Systems Integration / HMI / Optimization

Simulator training boosts competence, confidence

Better trained operators can help increase plant safety, reduce start-up time and the number of unplanned shutdowns.

By Keith Larson

Your most seasoned operators are an indispensable source of operational insight. As such, their role in orienting new operators to an unfamiliar process is not to be underestimated. Indeed, "on-the-board" training with more experienced operators remains the dominant methodology for operator training used in the process industries today (see figure).

But training on the real process does have real limitations—especially when it comes to dealing with abnormal situations that you hope the actual process never goes through. The same goes for occasional planned activities, such as plant shutdowns and start-ups, which today happen increasingly infrequently as companies push for ever higher asset utilization rates. And the ongoing retirement of experienced operators has only made this situation worse. 

Integration Key to Realism

Like the flight simulators airlines use to train pilots in routine tasks and not-so-routine eventualities, high fidelity process simulators are used by a growing number of process manufacturers to ensure operator competence and to instill confidence in dealing with both the planned and unexpected. A training platform that is closely integrated with a plant's operations platform makes it possible to closely replicate process behavior and response within a safe, simulated environment.

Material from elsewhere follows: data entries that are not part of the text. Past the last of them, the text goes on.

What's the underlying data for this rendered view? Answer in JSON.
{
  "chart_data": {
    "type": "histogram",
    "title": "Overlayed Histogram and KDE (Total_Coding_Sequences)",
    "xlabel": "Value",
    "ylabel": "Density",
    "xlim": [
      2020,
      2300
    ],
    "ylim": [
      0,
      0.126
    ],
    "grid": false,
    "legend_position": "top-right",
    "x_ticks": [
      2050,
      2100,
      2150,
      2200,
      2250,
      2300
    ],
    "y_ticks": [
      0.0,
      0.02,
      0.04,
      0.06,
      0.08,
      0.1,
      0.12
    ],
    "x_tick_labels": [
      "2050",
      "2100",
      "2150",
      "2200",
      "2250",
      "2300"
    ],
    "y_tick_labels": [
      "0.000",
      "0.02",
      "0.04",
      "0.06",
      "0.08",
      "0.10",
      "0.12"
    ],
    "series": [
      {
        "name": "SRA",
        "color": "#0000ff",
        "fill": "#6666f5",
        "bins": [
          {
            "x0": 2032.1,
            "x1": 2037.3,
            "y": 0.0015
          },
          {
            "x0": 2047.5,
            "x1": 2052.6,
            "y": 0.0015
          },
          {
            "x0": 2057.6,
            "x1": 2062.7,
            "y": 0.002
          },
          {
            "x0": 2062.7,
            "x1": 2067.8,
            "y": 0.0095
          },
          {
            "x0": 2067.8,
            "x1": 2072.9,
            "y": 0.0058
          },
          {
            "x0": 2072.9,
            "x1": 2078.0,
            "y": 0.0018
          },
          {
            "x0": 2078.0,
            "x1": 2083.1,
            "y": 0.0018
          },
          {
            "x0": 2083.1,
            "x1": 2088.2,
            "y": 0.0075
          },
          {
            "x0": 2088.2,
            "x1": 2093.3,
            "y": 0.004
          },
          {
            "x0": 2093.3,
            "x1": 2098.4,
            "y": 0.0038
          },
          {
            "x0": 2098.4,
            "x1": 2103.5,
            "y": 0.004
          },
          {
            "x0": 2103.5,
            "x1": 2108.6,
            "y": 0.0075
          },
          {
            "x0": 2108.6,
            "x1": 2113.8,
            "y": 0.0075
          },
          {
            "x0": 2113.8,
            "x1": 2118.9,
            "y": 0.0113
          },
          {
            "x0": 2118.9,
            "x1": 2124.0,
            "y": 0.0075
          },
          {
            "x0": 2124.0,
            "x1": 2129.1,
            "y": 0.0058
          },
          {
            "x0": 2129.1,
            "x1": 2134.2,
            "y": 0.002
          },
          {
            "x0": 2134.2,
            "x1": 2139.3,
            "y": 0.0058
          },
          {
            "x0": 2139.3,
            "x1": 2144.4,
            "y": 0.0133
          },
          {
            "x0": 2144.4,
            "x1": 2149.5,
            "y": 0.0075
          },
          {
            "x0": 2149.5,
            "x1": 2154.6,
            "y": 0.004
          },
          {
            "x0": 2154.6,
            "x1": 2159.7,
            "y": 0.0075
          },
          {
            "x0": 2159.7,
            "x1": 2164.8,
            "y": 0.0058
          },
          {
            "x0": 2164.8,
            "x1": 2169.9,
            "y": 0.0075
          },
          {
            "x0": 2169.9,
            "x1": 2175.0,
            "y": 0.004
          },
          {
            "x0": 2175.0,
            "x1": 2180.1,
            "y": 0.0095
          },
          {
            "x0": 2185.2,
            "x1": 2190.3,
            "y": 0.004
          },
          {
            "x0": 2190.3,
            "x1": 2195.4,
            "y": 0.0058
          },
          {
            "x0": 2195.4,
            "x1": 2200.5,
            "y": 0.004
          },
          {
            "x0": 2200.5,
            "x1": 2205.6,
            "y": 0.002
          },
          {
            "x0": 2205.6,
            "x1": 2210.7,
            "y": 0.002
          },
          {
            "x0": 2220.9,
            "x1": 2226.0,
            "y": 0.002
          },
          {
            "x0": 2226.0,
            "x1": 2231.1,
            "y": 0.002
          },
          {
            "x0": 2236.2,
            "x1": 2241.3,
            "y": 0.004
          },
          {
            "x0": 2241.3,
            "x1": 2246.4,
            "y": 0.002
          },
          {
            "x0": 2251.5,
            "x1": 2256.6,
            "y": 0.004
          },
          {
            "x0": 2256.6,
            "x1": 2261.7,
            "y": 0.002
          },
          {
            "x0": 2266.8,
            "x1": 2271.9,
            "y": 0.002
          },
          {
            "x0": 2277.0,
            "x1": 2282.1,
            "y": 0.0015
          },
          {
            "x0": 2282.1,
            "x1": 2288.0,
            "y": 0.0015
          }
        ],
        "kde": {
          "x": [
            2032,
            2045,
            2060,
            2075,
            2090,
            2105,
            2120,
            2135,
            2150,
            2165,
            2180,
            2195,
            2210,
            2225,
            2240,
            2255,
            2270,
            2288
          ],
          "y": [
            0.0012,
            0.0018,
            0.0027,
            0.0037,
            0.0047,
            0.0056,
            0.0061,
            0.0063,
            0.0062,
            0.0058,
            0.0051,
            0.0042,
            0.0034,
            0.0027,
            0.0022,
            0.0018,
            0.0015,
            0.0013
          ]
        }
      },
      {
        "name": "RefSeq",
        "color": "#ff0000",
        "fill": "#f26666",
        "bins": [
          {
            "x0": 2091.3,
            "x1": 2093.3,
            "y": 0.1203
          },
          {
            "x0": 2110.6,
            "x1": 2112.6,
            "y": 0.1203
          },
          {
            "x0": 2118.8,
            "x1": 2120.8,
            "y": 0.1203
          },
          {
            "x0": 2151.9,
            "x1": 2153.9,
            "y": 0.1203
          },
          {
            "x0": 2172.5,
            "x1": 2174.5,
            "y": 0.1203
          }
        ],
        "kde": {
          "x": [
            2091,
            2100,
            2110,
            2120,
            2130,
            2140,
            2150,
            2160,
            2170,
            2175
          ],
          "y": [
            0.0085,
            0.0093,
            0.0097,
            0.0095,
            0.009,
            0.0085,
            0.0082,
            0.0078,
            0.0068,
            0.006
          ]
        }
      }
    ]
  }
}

High resolution training simulators present an added benefit in that new ways of controlling the process can be shaken down prior to implementation. New code, new control scenarios and new approaches to user interface design can all be tested and tweaked in a realistic environment a step removed from the actual process.

Better trained operators can help increase overall plant safety, reduce start-up time as well as the number of unplanned shutdowns. With a simulator, process operators and instrument technicians can learn to master the process in a safe and realistic environment. A simulator is also a powerful tool for engineering testing and optimization studies to improve productivity and energy savings. Trained operators and tested process control result in higher returns as both product quality and productivity are improved.

Tight integration of a simulator with the actual plant control system leads to the most faithful representation of process performance—both initially and over time. The ABB System 800xA Simulator, for example, uses the same engineering data, visualization and control logic as the System 800xA environment, but connected to a dynamic process model. This means that the simulation environment more precisely reflects the control system's real-world performance, and is much easier to maintain as changes are made. In addition to being able to simulate the various functions of the control system, it supports essential simulator functions for training purposes, including the ability to set initial conditions, capture snap shots and freeze/resume process dynamics.

Simulation's Real ROI

For a new plant, use of an operator training simulator can contribute to shorter initial start-up, better operator performance and help to prevent trips and incidents. It allows the testing of operational procedures and the tweaking of display and control strategies before initial start-up, when changes are always easier and less risky to make. Further, an integrated simulation environment provides a platform for optimization studies and knowledge capture.

And while the direct benefit of using a training simulator is difficult to quantify, a recent survey by the Electric Power Research Institute (EPRI) indicated an average yearly saving of about $4,500 per megawatt of generating capacity. These savings are attributed to reduced training costs, improvements in plant availability, fewer environmental excursions and reduced damage to equipment. A little bit of math indicates a three-month payback for the typical power generation facility and begs the question: In what scenario would you not invest in a training simulator?